Über mich

Über mich Heilpraktikerin als Berufung

Heilpraktikerin als Berufung

Ich bin mit Leib und Seele Heilpraktikerin. Ich sehe diesen Beruf als Berufung und jeden Tag bin ich aufs Neue erstaunt, welche Möglichkeiten der Veränderung und Heilung sich meinen Patienten und mir erschließen. Von 1997 bis Ende 2016 praktizierte ich in der Nähe von Itzehoe. Seit dem 1. Januar 2017 habe ich mich in Büdelsdorf im Kreis Rendsburg-Eckernförde niedergelassen.

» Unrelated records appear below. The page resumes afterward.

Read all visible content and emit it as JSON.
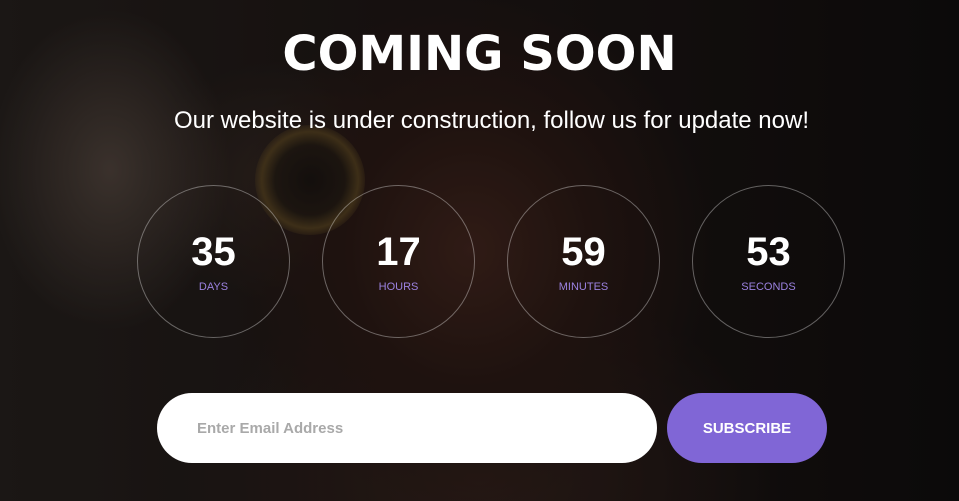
{
  "header": {
    "title": "COMING SOON",
    "subtitle": "Our website is under construction, follow us for update now!"
  },
  "countdown": [
    {
      "value": "35",
      "unit": "DAYS"
    },
    {
      "value": "17",
      "unit": "HOURS"
    },
    {
      "value": "59",
      "unit": "MINUTES"
    },
    {
      "value": "53",
      "unit": "SECONDS"
    }
  ],
  "subscribe_form": {
    "email_value": "",
    "email_placeholder": "Enter Email Address",
    "button_label": "SUBSCRIBE"
  },
  "colors": {
    "accent": "#8066d6",
    "unit_label": "#9b82e0",
    "text": "#ffffff",
    "input_bg": "#ffffff"
  }
}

Meine vier Kinder (ein Mädchen, drei Jungen) zeigten mir mit ihrem Aufwachsen, daß es keinerlei Routine, sondern nur Spontaneität und individuelle Entscheidungen im Leben gibt. Ihre Infekte, Fieber, Konzentrationsstörungen zwangen mich zu einer Wahl zwischen härteren Medikamenten oder der Stärkung der Selbstheilungskräfte und damit der Persönlichkeit. Ich habe mich für die Naturheilkunde entschieden und ich habe es keine Sekunde bereut, denn dadurch mußte auch ich genauer hinsehen, mich mit der Krankheit auseinandersetzen, sie annehmen und begleiten, aber nicht bekämpfen.

Mein Handwerkszeug

  •  Osteopathie

Während meiner Ausbildung zur Heilpraktikerin begegnete ich der Cranio-Sacral-Therapie, der sanftesten Methode der Osteopathie. In diese Körperarbeit verliebte ich mich sofort und ich verstand die Einzigartigkeit jedes Menschen in seiner gesamten Struktur. Ich lernte, mit meinen Händen zu sehen und zu „begreifen“. Durch meinen Dozenten Tom Esser, Berlin, wurde mir klar, daß ich unter dieser Arbeit meiner Intuition folgen darf, wenn mir die Strukturen vertraut sind. Die weiteren therapeutischen Methoden der Osteopathie lernte ich in den folgenden Jahren an der IFAO in Berlin.

  • Systemische Aufstellungen

Irgendwann wurde mir klar, daß nicht nur die Gegenwart, sondern auch die indirekte und direkte Vergangenheit eines Menschen starken Einfluss auf sein Leben nehmen. Die systemische Aufstellungsarbeit faszinierte mich und nahm fortan einen unverrückbaren Platz in meiner Arbeit und auch in meiner Sichtweise ein. Der Methode des Familienstellens habe ich im Laufe der Jahre eine eigene Form gegeben und sie so in meinem gefühlten Sinne für mich und meine Patienten verändert. Ich biete Familien- und andere Aufstellungen in Gruppen- und Einzelsitzungen an.

  • Emotionelle Erste Hilfe

In den Behandlungen unruhiger und schreiender Babys kam ich irgendwann an Grenzen. Nach schwierigen Geburten, vielleicht sogar notwendigen Eingriffen nach der Geburt oder auch Trennungen von der Mutter oder einfach dadurch, daß sich die Eltern nicht unterstützt fühlen, setzt sich ein Kreislauf in Gang, der nicht selten in Richtung einer Katastrophe steuert. Die Emotionelle Erste Hilfe, eine sanfte Form der Körperpsychotherapie und der Traumalösung bietet mir die Möglichkeit, mit der Mutter und dem Kind, aber auch mit dem Vater zu arbeiten und so die Eltern-Kind-Bindung zu entspannen.

Das Kreative

Seit 1986 habe ich immer wieder nach einem künstlerischem Ausdruck meiner eigenen Themen gesucht. So sind Exponate in Form von Bildern und Skulpturen entstanden. Mittlerweile filze ich in Naßtechnik und versuche, meine Ideen künstlerisch umzusetzen.  Die Konfrontation mit der Krankheit schafft Schwere, mein Ausgleich besteht in leidenschaftlichem freien Tanz. Golden-Retriever-Hündin Ayla sorgt dafür, daß ich regelmäßig spazierengehe. Wenn meine Zeit es zuläßt, meditiere ich gerne oder praktiziere Hatha-Yoga. Durch die Beschäftigung mit diesen Inhalten habe ich gelernt, tiefere Ebenen des Bewußtseins zu betreten und dort auch zu kommunizieren. Ich empfange die Gedankenbilder meiner erwachsenen Patienten, aber auch die der Kinder und Babys. Auf diese Weise erhalte ich einen besonders achtsamen Blick auf das eigentliche Problem.